Yeah you read right – What is you means?  That’s what my dad says when he doesn’t get what the fuck someone is asking or saying to him (this is most of the time).  The man has been in Australia for 30 years and he rocks to his own version of English.  But I’ve stolen this line from him in reply to all the times someone comes along and just says some really smacked up incomprehensible shit. A sample:

‘Hey, you can speak English really well!’ – Why wouldn’t I you stupid fucks, I’ve lived in an English speaking country all my life.  Even if I lived in the Chinese ghettos, we’d still need to know how to speak English to deal with the ‘outside’… how else would we be able to sell our pirated dvds. 

‘Hey, I couldn’t tell you were Asian from speaking to you on the phone’– Why not?  Couldn’t you hear my dad singing karaoke and my mum paying the pan pipes in the background? 

‘Do you speak Asian at home?’ – I didn’t even know that one generic language existed amongst over 23 countries.    

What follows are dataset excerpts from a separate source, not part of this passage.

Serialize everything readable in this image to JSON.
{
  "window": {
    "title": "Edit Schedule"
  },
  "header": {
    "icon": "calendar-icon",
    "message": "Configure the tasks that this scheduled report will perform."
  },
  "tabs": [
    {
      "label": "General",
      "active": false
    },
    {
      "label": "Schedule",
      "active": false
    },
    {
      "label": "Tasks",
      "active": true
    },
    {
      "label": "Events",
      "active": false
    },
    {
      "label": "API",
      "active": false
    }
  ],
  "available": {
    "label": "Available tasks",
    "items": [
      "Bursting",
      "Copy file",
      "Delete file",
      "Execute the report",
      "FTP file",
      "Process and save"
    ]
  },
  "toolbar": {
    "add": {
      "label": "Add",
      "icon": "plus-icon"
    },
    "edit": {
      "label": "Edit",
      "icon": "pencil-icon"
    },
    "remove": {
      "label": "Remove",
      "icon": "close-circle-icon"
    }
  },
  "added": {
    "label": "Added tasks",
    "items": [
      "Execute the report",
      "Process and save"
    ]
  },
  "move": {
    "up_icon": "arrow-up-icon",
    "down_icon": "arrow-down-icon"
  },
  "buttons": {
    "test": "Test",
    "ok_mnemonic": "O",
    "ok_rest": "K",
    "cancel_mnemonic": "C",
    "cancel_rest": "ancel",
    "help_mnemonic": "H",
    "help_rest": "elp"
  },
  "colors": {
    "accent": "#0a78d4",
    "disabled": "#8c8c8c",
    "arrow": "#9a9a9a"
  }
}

‘I was walking down Russell St and I wasn’t used to seeing so many Asians’ – Does this mean they had an allergic reaction to seeing all that shiny black hair?   And my all time favourite….     

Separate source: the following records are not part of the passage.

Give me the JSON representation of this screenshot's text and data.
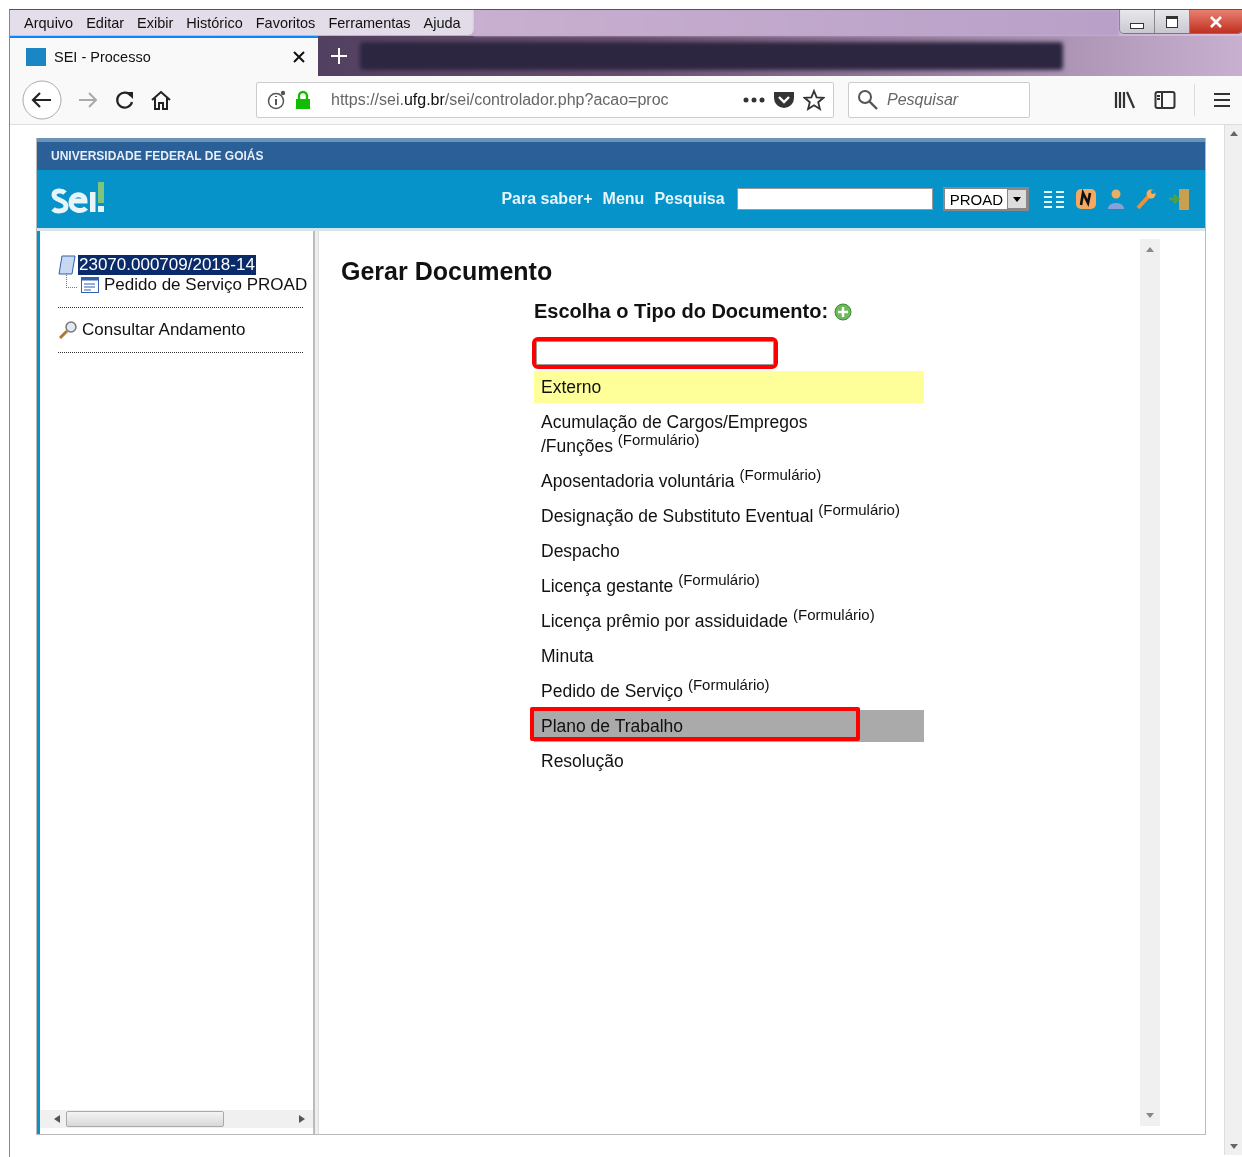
{
  "menu_bar": [
    "Arquivo",
    "Editar",
    "Exibir",
    "Histórico",
    "Favoritos",
    "Ferramentas",
    "Ajuda"
  ],
  "tab": {
    "title": "SEI - Processo"
  },
  "address_bar": {
    "host_prefix": "https://sei.",
    "host": "ufg.br",
    "path": "/sei/controlador.php?acao=proc"
  },
  "browser_search": {
    "placeholder": "Pesquisar"
  },
  "page": {
    "institution": "UNIVERSIDADE FEDERAL DE GOIÁS",
    "nav_links": [
      "Para saber+",
      "Menu",
      "Pesquisa"
    ],
    "unit_select": {
      "value": "PROAD"
    },
    "tree": {
      "label": "23070.000709/2018-14",
      "selected": true,
      "children": [
        {
          "label": "Pedido de Serviço PROAD",
          "selected": false
        }
      ]
    },
    "side_links": [
      "Consultar Andamento"
    ],
    "title": "Gerar Documento",
    "subtitle": "Escolha o Tipo do Documento:",
    "filter_field": {
      "marked": true
    },
    "document_types": [
      {
        "label": "Externo",
        "highlighted": true,
        "selected": false,
        "marked": false
      },
      {
        "label": "Acumulação de Cargos/Empregos\n/Funções $^{(Formulário)}$",
        "highlighted": false,
        "selected": false,
        "marked": false
      },
      {
        "label": "Aposentadoria voluntária $^{(Formulário)}$",
        "highlighted": false,
        "selected": false,
        "marked": false
      },
      {
        "label": "Designação de Substituto Eventual $^{(Formulário)}$",
        "highlighted": false,
        "selected": false,
        "marked": false
      },
      {
        "label": "Despacho",
        "highlighted": false,
        "selected": false,
        "marked": false
      },
      {
        "label": "Licença gestante $^{(Formulário)}$",
        "highlighted": false,
        "selected": false,
        "marked": false
      },
      {
        "label": "Licença prêmio por assiduidade $^{(Formulário)}$",
        "highlighted": false,
        "selected": false,
        "marked": false
      },
      {
        "label": "Minuta",
        "highlighted": false,
        "selected": false,
        "marked": false
      },
      {
        "label": "Pedido de Serviço $^{(Formulário)}$",
        "highlighted": false,
        "selected": false,
        "marked": false
      },
      {
        "label": "Plano de Trabalho",
        "highlighted": false,
        "selected": true,
        "marked": true
      },
      {
        "label": "Resolução",
        "highlighted": false,
        "selected": false,
        "marked": false
      }
    ]
  }
}
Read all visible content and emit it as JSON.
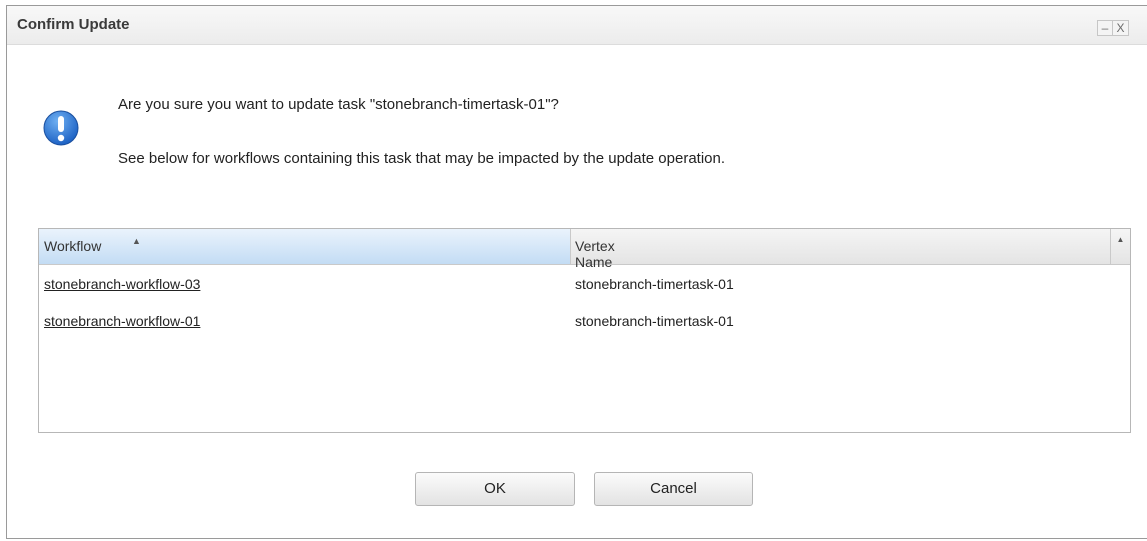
{
  "window": {
    "title": "Confirm Update",
    "minimize_glyph": "–",
    "close_glyph": "X"
  },
  "message": {
    "icon": "info-icon",
    "icon_color": "#2d7bd6",
    "line1": "Are you sure you want to update task \"stonebranch-timertask-01\"?",
    "line2": "See below for workflows containing this task that may be impacted by the update operation."
  },
  "grid": {
    "columns": [
      {
        "label": "Workflow",
        "sort": "ascending"
      },
      {
        "label": "Vertex Name"
      }
    ],
    "rows": [
      {
        "workflow": "stonebranch-workflow-03",
        "vertex": "stonebranch-timertask-01"
      },
      {
        "workflow": "stonebranch-workflow-01",
        "vertex": "stonebranch-timertask-01"
      }
    ]
  },
  "buttons": {
    "ok": "OK",
    "cancel": "Cancel"
  }
}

‘Hey, you’re kind of nice looking…for an Asian’ – What the damn fuck is you means??      

As a reader of my blog feel free to use this line whenever you encounter a talker of shit, and really try to fuck with them by saying it in a Bruce Lee sort of accent and do some kind of kung fu chopping thing with your hands.  If you recognise me on the streets of Melbourne I’ll do you a demo.